L¹»humanité de l¹autre homme« dans la pensée juive ancienne.

Verlag:

Leiden-Boston: Brill 2004. VIII, 304 S. gr.8° = Supplements to the Journal of the Study of Judaism, 87. Lw. Euro 110,00. ISBN 90-04-13797-1.

Rezensent:

Eberhard Bons

Mit diesem Band legt die in Paris lehrende Autorin in Jahresfrist eine zweite Monographie vor. In ihrem ersten Buch (Philanthropîa judaica. Le débat autour de la »misanthropie« des lois juives dans l¹Antiquité, Leiden-Bosten: Brill 2003) hatte sie die Vorwürfe behandelt, die nichtjüdische Autoren gegen die angebliche Misanthropie der jüdischen Gesetze gerichtet hatten. Das zweite Buch bildet eine sinnvolle Ergänzung zum ersten, insofern es die Idee der Philanthropie zum Gegenstand hat: Die Bereitschaft, anderen in Notlagen zu helfen, ist letztlich in der Einsicht begründet, dass alle Menschen das Band des Menschseins eint, ohne Rücksicht auf ihre nationale oder religiöse Identität. Sie bilden somit eine Schicksalsgemeinschaft, aus der sich niemand lösen kann, ja, die jeden zur Hilfe gegenüber den Schwachen verpflichtet. Diese Ideen sind ohne Zweifel der griechischen und römischen Antike bekannt und genießen im Umkreis der stoischen Philosophie besondere Aufmerksamkeit.

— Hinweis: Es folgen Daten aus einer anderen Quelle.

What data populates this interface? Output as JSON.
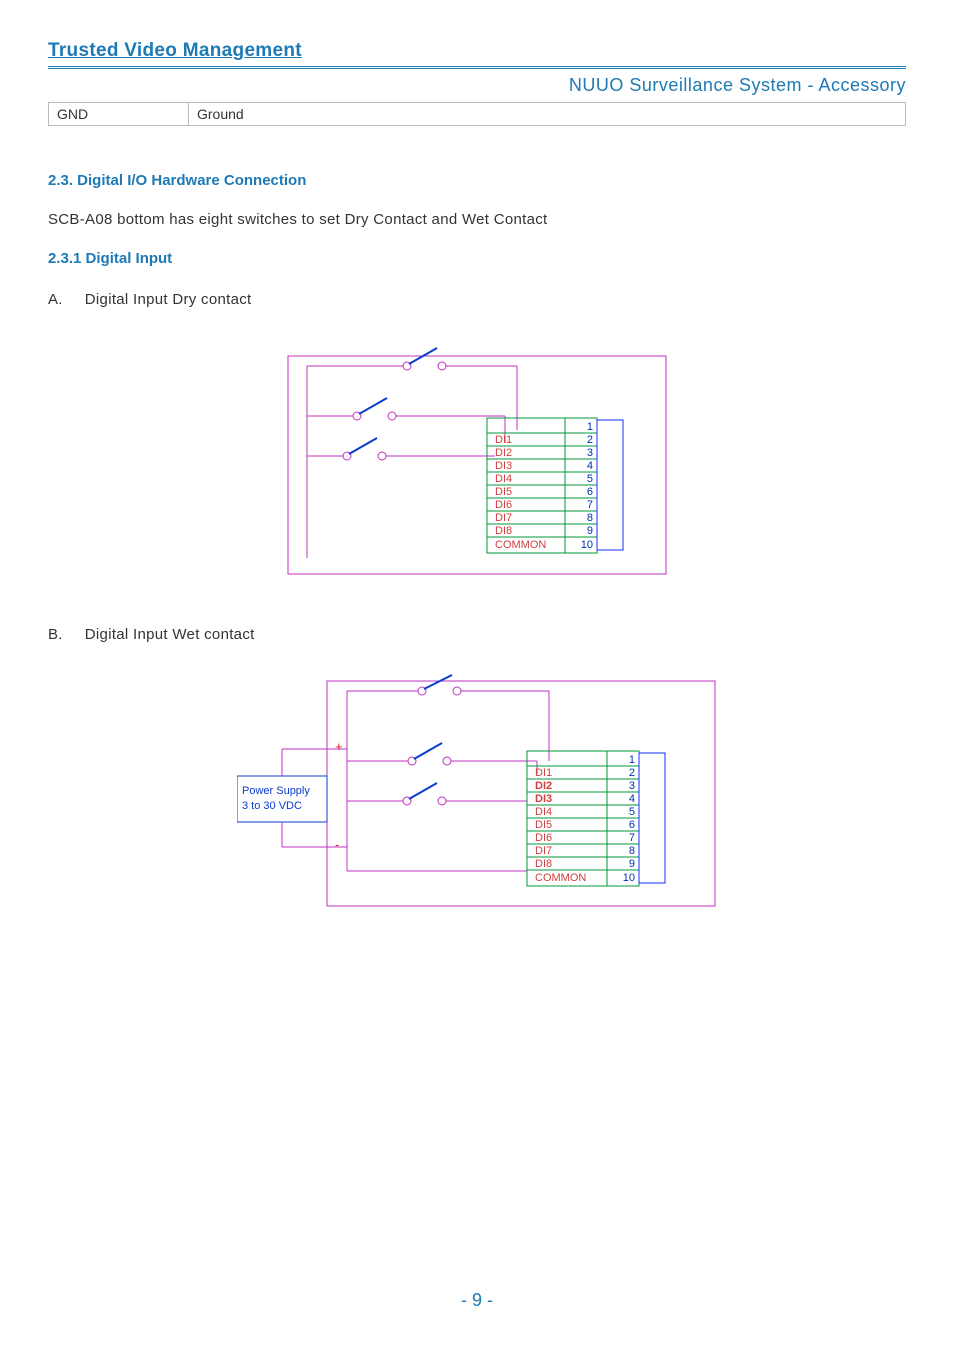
{
  "header": {
    "title": "Trusted Video Management",
    "subtitle": "NUUO Surveillance System - Accessory"
  },
  "gnd_row": {
    "c1": "GND",
    "c2": "Ground"
  },
  "section23": {
    "heading": "2.3. Digital I/O Hardware Connection",
    "body": "SCB-A08 bottom has eight switches to set Dry Contact and Wet Contact"
  },
  "section231": {
    "heading": "2.3.1 Digital Input"
  },
  "itemA": {
    "marker": "A.",
    "text": "Digital Input Dry contact"
  },
  "itemB": {
    "marker": "B.",
    "text": "Digital Input Wet contact"
  },
  "diagram_pins": {
    "labels": [
      "DI1",
      "DI2",
      "DI3",
      "DI4",
      "DI5",
      "DI6",
      "DI7",
      "DI8",
      "COMMON"
    ],
    "numbers": [
      "1",
      "2",
      "3",
      "4",
      "5",
      "6",
      "7",
      "8",
      "9",
      "10"
    ]
  },
  "diagramB": {
    "power_label_l1": "Power Supply",
    "power_label_l2": "3 to 30 VDC",
    "plus": "+",
    "minus": "-"
  },
  "footer": {
    "page": "- 9 -"
  }
}
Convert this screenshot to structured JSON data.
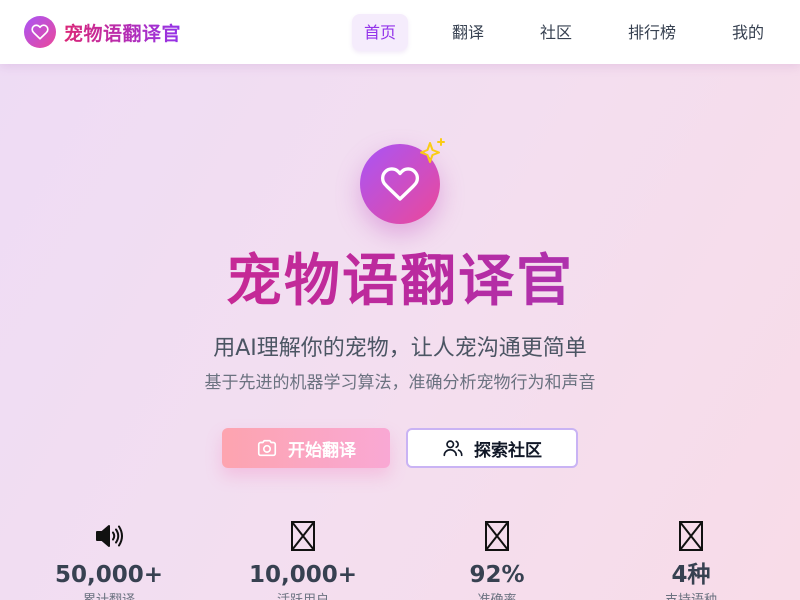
{
  "nav": {
    "brand": "宠物语翻译官",
    "items": [
      {
        "label": "首页",
        "active": true
      },
      {
        "label": "翻译",
        "active": false
      },
      {
        "label": "社区",
        "active": false
      },
      {
        "label": "排行榜",
        "active": false
      },
      {
        "label": "我的",
        "active": false
      }
    ]
  },
  "hero": {
    "title": "宠物语翻译官",
    "subtitle": "用AI理解你的宠物，让人宠沟通更简单",
    "description": "基于先进的机器学习算法，准确分析宠物行为和声音",
    "primary_button": "开始翻译",
    "secondary_button": "探索社区"
  },
  "stats": [
    {
      "icon": "speaker-icon",
      "value": "50,000+",
      "label": "累计翻译"
    },
    {
      "icon": "missing-glyph-icon",
      "value": "10,000+",
      "label": "活跃用户"
    },
    {
      "icon": "missing-glyph-icon",
      "value": "92%",
      "label": "准确率"
    },
    {
      "icon": "missing-glyph-icon",
      "value": "4种",
      "label": "支持语种"
    }
  ],
  "colors": {
    "brand_purple": "#a855f7",
    "brand_pink": "#ec4899",
    "title_gradient_start": "#d5288a",
    "title_gradient_end": "#9b3fc4",
    "primary_button": "#fda4af",
    "secondary_border": "#c9b3f4",
    "sparkle": "#facc15"
  }
}
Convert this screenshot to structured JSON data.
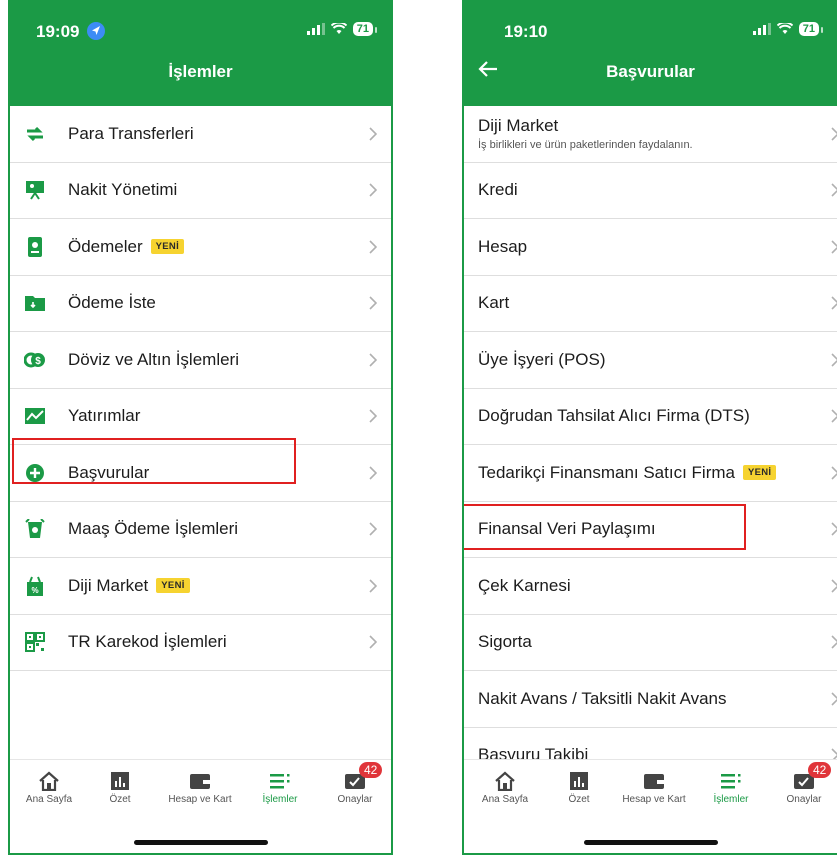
{
  "left": {
    "status": {
      "time": "19:09",
      "battery": "71"
    },
    "title": "İşlemler",
    "items": [
      {
        "label": "Para Transferleri",
        "icon": "transfer-arrows-icon"
      },
      {
        "label": "Nakit Yönetimi",
        "icon": "presentation-board-icon"
      },
      {
        "label": "Ödemeler",
        "icon": "payment-receipt-icon",
        "badge": "YENİ"
      },
      {
        "label": "Ödeme İste",
        "icon": "wallet-request-icon"
      },
      {
        "label": "Döviz ve Altın İşlemleri",
        "icon": "currency-coins-icon"
      },
      {
        "label": "Yatırımlar",
        "icon": "chart-line-icon"
      },
      {
        "label": "Başvurular",
        "icon": "plus-circle-icon"
      },
      {
        "label": "Maaş Ödeme İşlemleri",
        "icon": "salary-bag-icon"
      },
      {
        "label": "Diji Market",
        "icon": "discount-bag-icon",
        "badge": "YENİ"
      },
      {
        "label": "TR Karekod İşlemleri",
        "icon": "qr-code-icon"
      }
    ]
  },
  "right": {
    "status": {
      "time": "19:10",
      "battery": "71"
    },
    "title": "Başvurular",
    "items": [
      {
        "label": "Diji Market",
        "sub": "İş birlikleri ve ürün paketlerinden faydalanın."
      },
      {
        "label": "Kredi"
      },
      {
        "label": "Hesap"
      },
      {
        "label": "Kart"
      },
      {
        "label": "Üye İşyeri (POS)"
      },
      {
        "label": "Doğrudan Tahsilat Alıcı Firma (DTS)"
      },
      {
        "label": "Tedarikçi Finansmanı Satıcı Firma",
        "badge": "YENİ"
      },
      {
        "label": "Finansal Veri Paylaşımı"
      },
      {
        "label": "Çek Karnesi"
      },
      {
        "label": "Sigorta"
      },
      {
        "label": "Nakit Avans / Taksitli Nakit Avans"
      },
      {
        "label": "Başvuru Takibi"
      }
    ]
  },
  "tabs": [
    {
      "label": "Ana Sayfa",
      "icon": "home-icon"
    },
    {
      "label": "Özet",
      "icon": "bar-chart-icon"
    },
    {
      "label": "Hesap ve Kart",
      "icon": "wallet-icon"
    },
    {
      "label": "İşlemler",
      "icon": "transactions-list-icon",
      "active": true
    },
    {
      "label": "Onaylar",
      "icon": "approval-icon",
      "badge": "42"
    }
  ],
  "colors": {
    "brand_green": "#1b9a46",
    "highlight_red": "#e02020",
    "badge_yellow": "#f6d330",
    "badge_red": "#e0353a"
  }
}
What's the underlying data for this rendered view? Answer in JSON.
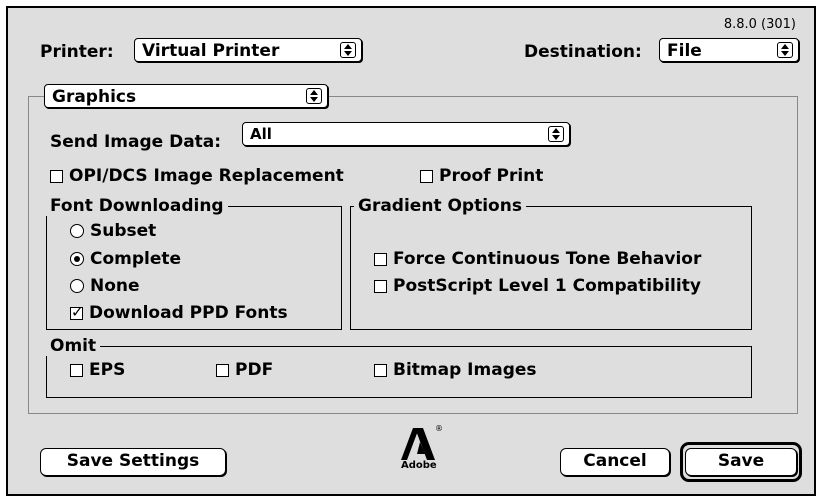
{
  "version": "8.8.0 (301)",
  "printer": {
    "label": "Printer:",
    "value": "Virtual Printer"
  },
  "destination": {
    "label": "Destination:",
    "value": "File"
  },
  "panel": {
    "value": "Graphics"
  },
  "send_image_data": {
    "label": "Send Image Data:",
    "value": "All"
  },
  "opi_dcs": {
    "label": "OPI/DCS Image Replacement",
    "checked": false
  },
  "proof_print": {
    "label": "Proof Print",
    "checked": false
  },
  "font_downloading": {
    "title": "Font Downloading",
    "options": [
      "Subset",
      "Complete",
      "None"
    ],
    "selected": "Complete",
    "download_ppd": {
      "label": "Download PPD Fonts",
      "checked": true
    }
  },
  "gradient_options": {
    "title": "Gradient Options",
    "force_continuous": {
      "label": "Force Continuous Tone Behavior",
      "checked": false
    },
    "ps_level1": {
      "label": "PostScript Level 1 Compatibility",
      "checked": false
    }
  },
  "omit": {
    "title": "Omit",
    "eps": {
      "label": "EPS",
      "checked": false
    },
    "pdf": {
      "label": "PDF",
      "checked": false
    },
    "bitmap": {
      "label": "Bitmap Images",
      "checked": false
    }
  },
  "buttons": {
    "save_settings": "Save Settings",
    "cancel": "Cancel",
    "save": "Save"
  },
  "logo": {
    "text": "Adobe",
    "registered": "®"
  }
}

Spätestens im 1.Jh. v. Chr. kommen auch Juden mit dieser Gedankenwelt in Berührung. Diese Begegnung veranlasst sie dazu, ihre eigenen Positionen zu entwickeln. Doch wie gehen sie dabei vor? Übernehmen sie Ideen griechischer und römischer Schriftsteller? Werden im Namen biblischer Vorstellungen anthropologisch-ethische Theorien der griechischen und römischen Antike transformiert? Sind schließlich Texte wie Gen 1,27­29; 9,6 dazu geeignet, die Idee der gleichen Würde aller Menschen auch mit einem biblischen Fundament auszustatten?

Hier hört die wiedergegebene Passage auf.